I have been wondering if, with all the relocating and that every few years, our society never gets established enough in one area to have and make a real HOME, so that we DO have time for leisure… Each generation is having to reinvent the wheel of civilization and culture on a personal or family or community level. We never are able to benefit well from the on-site cultural equity built up by ancestors.
“…Houses today are not built and fitted out for comfort, beauty, or even elegance, but for “easy working” and nothing else. There are indeed such dwellings (I will not call them homes) and bleak and cheerless places they are, too.” – John Seymour, Forgotten Household Crafts, c. 1987 (but it covers so much more).
The effort of leisure activity is in evidence everywhere. Model airplanes, home repair, bird watching, all connote study and substantial exertion. Spectator sports and even shopping can leave us restless in their requirements of timing and planning. You say that “Ceaseless activity and distraction are a form of despair.” This seems to be true, but what exactly do we despair of? Is it empty habit or a genuine psychological fear of quiet, “meaningless” periods that we strive to conquer without knowing why? Maybe the disquiet is manifest in or occurs in those particular souls who experience the storm in moments of calm, from the outside so to speak, who thus gain a conscious perspective that simply does not strike others as important, or strike them at all.
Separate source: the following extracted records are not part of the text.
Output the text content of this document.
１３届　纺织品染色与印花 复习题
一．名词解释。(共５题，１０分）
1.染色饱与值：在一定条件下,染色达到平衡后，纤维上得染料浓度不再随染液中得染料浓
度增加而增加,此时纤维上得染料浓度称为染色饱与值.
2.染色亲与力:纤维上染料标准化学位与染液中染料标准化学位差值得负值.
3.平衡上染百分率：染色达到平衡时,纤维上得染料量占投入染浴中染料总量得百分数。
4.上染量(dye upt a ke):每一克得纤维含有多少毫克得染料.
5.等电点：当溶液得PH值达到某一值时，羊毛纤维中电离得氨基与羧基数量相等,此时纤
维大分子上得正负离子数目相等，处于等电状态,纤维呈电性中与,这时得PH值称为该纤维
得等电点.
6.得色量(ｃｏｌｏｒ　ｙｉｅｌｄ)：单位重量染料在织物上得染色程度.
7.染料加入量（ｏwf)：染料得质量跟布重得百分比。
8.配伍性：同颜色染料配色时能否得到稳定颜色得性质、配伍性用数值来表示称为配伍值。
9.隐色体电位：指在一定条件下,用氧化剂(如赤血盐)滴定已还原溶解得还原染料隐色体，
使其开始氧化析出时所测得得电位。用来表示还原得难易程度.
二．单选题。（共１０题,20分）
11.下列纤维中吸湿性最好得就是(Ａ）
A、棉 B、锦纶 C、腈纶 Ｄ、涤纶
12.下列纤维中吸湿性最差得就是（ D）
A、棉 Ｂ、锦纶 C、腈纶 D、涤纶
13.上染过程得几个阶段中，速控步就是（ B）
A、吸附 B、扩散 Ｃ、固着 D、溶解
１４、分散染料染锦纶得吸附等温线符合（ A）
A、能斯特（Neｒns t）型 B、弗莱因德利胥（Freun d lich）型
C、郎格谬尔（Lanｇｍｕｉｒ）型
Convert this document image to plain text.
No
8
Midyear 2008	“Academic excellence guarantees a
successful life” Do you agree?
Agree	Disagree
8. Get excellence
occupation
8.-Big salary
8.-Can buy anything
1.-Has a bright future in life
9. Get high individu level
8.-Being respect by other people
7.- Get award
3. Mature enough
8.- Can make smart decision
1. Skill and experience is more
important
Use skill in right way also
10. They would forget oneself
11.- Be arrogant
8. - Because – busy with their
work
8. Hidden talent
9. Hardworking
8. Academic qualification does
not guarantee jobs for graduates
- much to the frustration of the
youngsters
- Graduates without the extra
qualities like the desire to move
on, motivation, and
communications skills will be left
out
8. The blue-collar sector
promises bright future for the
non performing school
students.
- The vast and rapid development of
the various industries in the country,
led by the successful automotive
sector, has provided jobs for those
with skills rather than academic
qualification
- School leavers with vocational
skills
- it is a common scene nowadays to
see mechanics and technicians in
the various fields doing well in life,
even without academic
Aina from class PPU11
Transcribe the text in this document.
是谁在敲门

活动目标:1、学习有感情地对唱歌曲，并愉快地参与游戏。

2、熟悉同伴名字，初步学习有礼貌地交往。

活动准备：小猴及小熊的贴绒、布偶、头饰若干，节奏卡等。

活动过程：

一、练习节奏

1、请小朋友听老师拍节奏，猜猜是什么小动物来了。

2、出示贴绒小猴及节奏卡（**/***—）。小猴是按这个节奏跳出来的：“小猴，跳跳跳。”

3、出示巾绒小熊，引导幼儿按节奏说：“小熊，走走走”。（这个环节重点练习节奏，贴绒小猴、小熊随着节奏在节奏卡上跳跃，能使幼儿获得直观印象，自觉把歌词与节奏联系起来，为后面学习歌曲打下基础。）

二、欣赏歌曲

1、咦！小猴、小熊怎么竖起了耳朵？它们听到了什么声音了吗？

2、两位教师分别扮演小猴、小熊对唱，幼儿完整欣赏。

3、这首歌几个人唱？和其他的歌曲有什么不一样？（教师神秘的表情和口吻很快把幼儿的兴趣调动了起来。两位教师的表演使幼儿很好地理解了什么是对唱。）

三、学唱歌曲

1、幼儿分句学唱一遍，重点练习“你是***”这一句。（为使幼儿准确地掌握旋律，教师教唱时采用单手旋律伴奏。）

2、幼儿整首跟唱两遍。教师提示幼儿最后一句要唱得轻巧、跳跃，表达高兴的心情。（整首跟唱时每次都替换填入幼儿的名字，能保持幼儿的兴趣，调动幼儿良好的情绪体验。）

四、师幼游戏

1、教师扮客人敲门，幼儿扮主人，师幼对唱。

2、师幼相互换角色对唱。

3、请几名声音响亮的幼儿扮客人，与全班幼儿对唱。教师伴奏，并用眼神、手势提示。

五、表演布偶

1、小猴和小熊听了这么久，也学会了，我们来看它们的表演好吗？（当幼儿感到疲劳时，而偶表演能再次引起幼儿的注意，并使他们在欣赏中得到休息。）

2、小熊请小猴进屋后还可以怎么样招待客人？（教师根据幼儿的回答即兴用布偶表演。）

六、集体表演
This post made me remember something my mother remarked on when I was very young, that there are a great many people in this world who cannot bear to be alone. After all we are a gregarious lot by our nature. We know, too, there are others who are contentedly happy, perhaps happiest, in solitude. It seems natural to adopt habits or a mindset that reduces our recurrent trepidation.
Does it matter what actions are filling up the space and time we use to stave off despair? Pieper certainly suggests that it does not. Whether his vocation or avocation involves academic prowess, craftsmanship or commanding wealth (or watching TV, playing poker or texting) “[he] is a proletarian because his life has shrunk inwardly, and contracted, with the result that he can no longer act significantly outside his work, and perhaps can no longer conceive of such a thing…”. We face a grim future when whole societies are reduced to this type of insensibility.
Each generation is having to reinvent the wheel of civilization and culture on a personal or family or community level. We never are able to benefit well from the on-site cultural equity built up by ancestors.
One of the primary causes of discord and conflict in the United States is our excessively mobile workforce, right up there with masses of propertyless proletarians.
Michael S. writes:
The phrase “total work” sounds eerily reminiscent of the phrase “total war” — as in Goebbels’s question, “Wollt ihr den totalen Krieg?”
“Do you want it — if need be — more total and radical than anything we could even imagine today?”
I’ve worked in my share of “high-powered” firms, and as a result, I think I have a pretty good idea of what “total work” looks like. I am most assuredly NOT interested. But then, I majored in philosophy. Speaking of which, Laura wrote:.
To Kant, contemplation was not the fruitful activity it was to philosophers of antiquity. Philosophizing was a “herculean labor.”
Well, I think we can all agree that reading Kant is a “Herculean labor” if anything ever was.